The implementation follows.
具体实施如下。
Let’s start by loading the necessary modules.
首先加载必要的模块。
from __future__ import absolute_import, division, print_function, unicode_literals import numpy as np import pandas as pd import tensorflow as tf from tensorflow import keras as ks import tensorflow_datasets as tf_ds print(tf.__version__)
现在,创建一个函数来加载鸢尾花数据集。
def data_input(): train_test_split = tf_ds.Split.TRAIN iris_dataset = tf_ds.load('iris', split=train_test_split, as_supervised=True) iris_dataset = iris_dataset.map(lambda features, labels: ({'dense_input':features}, labels)) iris_dataset = iris_dataset.batch(32).repeat() return iris_dataset
activation_function = 'relu' input_shape = (4,) dropout = 0.2 output_activation_function = 'sigmoid' keras_model = ks.models.Sequential([ks.layers.Dense(16, activation=activation_function, input_shape=input_shape), ks.layers.Dropout(dropout), ks.layers.Dense(1, activation=output_activation_function)])
现在,我们将在编译方法的帮助下使用一个优化函数。

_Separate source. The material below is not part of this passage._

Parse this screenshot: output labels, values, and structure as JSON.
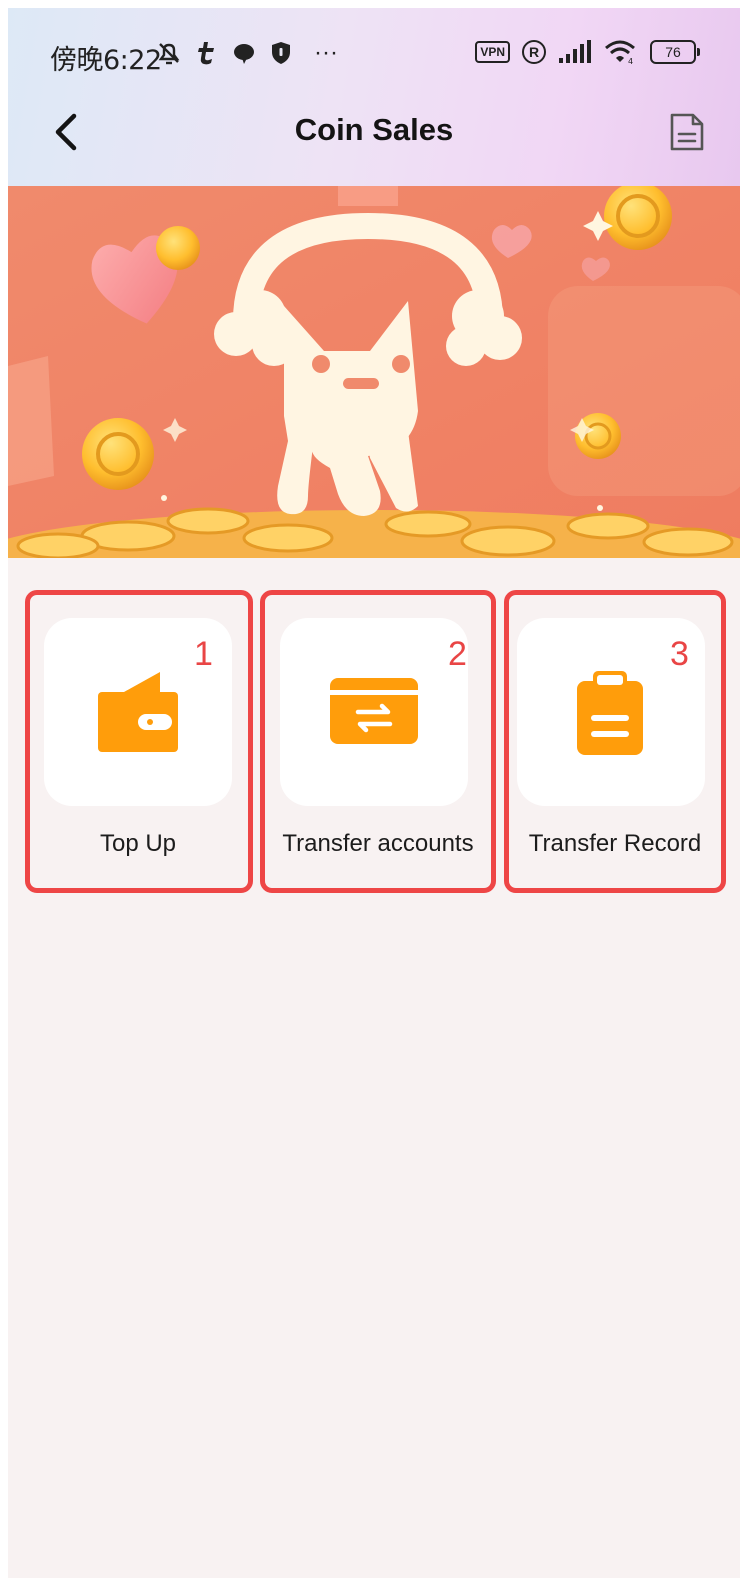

一个具有损失函数categorical_crossentropy的Adam优化器可以如下建立:
loss_function = 'categorical_crossentropy' optimizer = 'adam' keras_model.compile(loss=loss_function, optimizer=optimizer) keras_model.summary()
运行结果:
使用tf.keras.estimator.model_to_estimator构建估计器:
model_path = "/keras_estimator/" estimator_keras_model = ks.estimator.model_to_estimator(keras_model=keras_model, model_dir=model_path)
estimator_keras_model.train(input_fn=data_input, steps=25) evaluation_result = estimator_keras_model.evaluate(input_fn=data_input, steps=10) print('Fianl evaluation result: {}'.format(evaluation_result))
运行结果:
In this chapter, you have seen how easy it is to build neural networks in TensorFlow 2.0 and also how to leverage Keras models, to build custom TensorFlow estimators.
在本章中,您将看到在TensorFlow 2.0中构建神经网络是多么容易,以及如何利用Keras模型构建自定义TensorFlow估计器。